Alpe di Siusi, una cartolina dalle Dolomiti
Difficile immaginare un paesaggio più dolomitico della bella Alpe di Siusi, l'altopiano adagiato tra le cime dello Sciliar e l'estremità sud del Sassolungo, il caratteristico Sasso Piatto. I verdissimi prati estivi si trasformano d'inverno in un paradiso bianco degli sport sulla neve. Per gli appassionati del fondo, questa zona è una delle più belle di tutto l'Alto Adige, mentre le piste soleggiate e senza vento fanno di questo comprensorio sciistico un posto unico e senza uguali nelle Alpi.

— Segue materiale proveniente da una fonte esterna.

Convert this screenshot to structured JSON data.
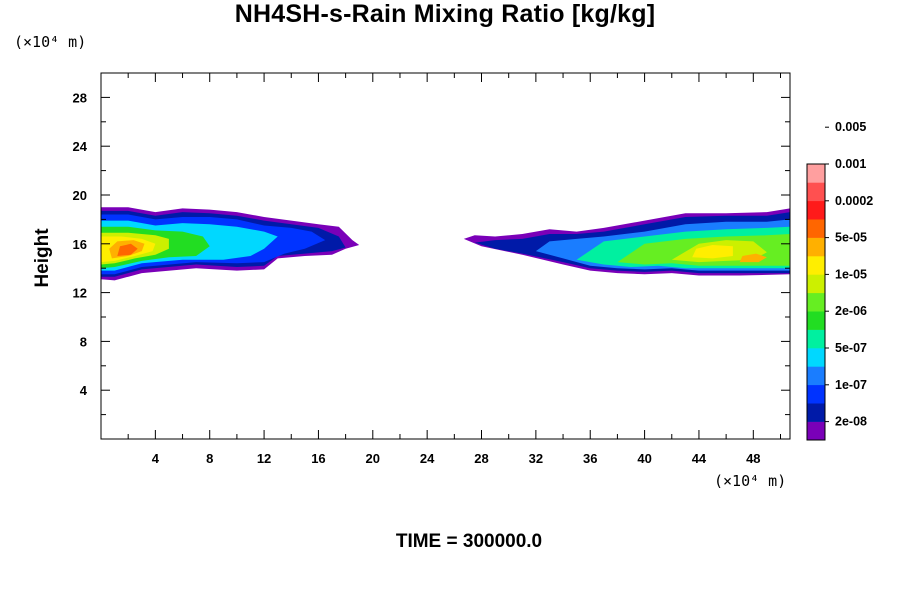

L'Alpe di Siusi fa parte di due grandi caroselli sciistici, il Dolomiti Superski per la discesa e il Dolomiti Nordicski per il fondo, due comprensori dove gli sciatori possono spostarsi tra gli impianti e le piste di fondo di diverse valli con un unico skipass.

Primo Giorno
Sci alpino sulle piste dell'Alpe di Siusi, l'altopiano adagiato tra le cime dello Sciliar e il caratteristico Sasso Piatto, dove i verdissimi prati estivi si trasformano d'inverno in un paradiso bianco, con numerose piste per lo sci alpino e lunghi anelli per lo sci di fondo.
 
Sciata in notturna sulla Pista Marinzen.
Secondo Giorno
   
Le magnifiche piste per il fondo, le escursioni in ciaspole e il brivido dello snowboard in uno dei migliori snowpark europei.
 
Un rigenerante bagno di fieno, una pratica di benessere altoatesina dalla lunga tradizione.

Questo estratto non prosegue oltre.